Skip to content
This repository was archived by the owner on Sep 10, 2018. It is now read-only.

Reviewing Data Submission Pull Requests for the OpenHuntingData Project

Kate Dougherty edited this page May 9, 2017 · 2 revisions

Overview

Most pull requests will be for adding or changing a single JSON file that defines the URL of a geospatial data source, and specifies how to transform that source data into GeoJSON format. Reviewing a data pull request for this project involves three stages: (1) reviewing the request manually to retrieve the name of the JSON file to process, (2) executing the python script that builds the GeoJSON file from the original source data noted in the JSON file, and (3) reviewing the output.
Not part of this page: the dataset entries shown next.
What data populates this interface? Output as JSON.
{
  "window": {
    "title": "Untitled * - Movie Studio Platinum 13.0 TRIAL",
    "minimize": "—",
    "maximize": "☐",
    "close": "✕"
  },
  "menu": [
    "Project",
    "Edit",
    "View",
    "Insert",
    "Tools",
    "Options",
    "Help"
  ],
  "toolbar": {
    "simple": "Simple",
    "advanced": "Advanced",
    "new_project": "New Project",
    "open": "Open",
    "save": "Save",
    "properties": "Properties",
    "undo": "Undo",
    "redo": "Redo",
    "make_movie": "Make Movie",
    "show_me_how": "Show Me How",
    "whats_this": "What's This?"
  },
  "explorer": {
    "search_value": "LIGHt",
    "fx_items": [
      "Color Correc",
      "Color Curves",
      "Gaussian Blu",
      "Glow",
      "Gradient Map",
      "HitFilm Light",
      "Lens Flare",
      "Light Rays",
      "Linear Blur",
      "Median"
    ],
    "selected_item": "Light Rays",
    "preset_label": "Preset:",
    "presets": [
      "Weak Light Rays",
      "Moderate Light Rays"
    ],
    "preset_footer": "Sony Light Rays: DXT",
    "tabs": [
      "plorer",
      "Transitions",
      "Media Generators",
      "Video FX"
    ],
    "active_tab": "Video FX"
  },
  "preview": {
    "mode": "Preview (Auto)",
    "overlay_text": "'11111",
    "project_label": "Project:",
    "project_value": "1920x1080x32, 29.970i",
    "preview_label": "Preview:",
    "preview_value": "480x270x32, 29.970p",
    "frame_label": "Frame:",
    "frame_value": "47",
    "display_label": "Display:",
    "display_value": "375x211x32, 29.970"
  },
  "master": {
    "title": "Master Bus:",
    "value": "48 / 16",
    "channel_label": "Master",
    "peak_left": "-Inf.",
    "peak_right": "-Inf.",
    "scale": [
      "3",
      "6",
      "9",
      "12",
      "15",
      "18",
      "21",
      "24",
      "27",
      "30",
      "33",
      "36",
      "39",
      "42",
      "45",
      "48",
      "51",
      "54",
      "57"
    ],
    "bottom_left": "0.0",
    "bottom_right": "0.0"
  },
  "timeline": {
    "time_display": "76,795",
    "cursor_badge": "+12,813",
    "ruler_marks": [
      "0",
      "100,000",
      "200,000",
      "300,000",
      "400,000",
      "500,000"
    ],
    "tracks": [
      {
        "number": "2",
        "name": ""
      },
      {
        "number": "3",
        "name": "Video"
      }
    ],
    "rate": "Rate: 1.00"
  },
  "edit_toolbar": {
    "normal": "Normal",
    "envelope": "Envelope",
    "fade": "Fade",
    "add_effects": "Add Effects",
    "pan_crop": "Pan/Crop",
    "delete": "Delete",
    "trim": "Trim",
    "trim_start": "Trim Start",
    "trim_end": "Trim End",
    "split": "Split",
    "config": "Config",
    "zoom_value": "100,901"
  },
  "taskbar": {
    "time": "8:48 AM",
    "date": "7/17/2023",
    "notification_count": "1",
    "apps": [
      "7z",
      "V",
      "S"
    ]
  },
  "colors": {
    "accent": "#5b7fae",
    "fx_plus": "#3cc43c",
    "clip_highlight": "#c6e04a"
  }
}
This repository contains both code and data. Because the code in the pull request’s branch may be out of date, you must use the python script from the master branch when attempting to build the GeoJSON file.

Prerequisites

  • Clone the OpenHuntingData repository and ensure that its submodules are up-to-date (git pull | git submodule init | git submodule update). The submodules contain the copy of the python code that you will run.

Choose a Data Pull Request to Review

Note: Automated tests run on each pull request. If a request hasn’t passed these preliminary tests (as indicated by a red “x” in the list of requests), do not proceed further. Choose a different request that has passed the tests (as indicated by a green checkmark).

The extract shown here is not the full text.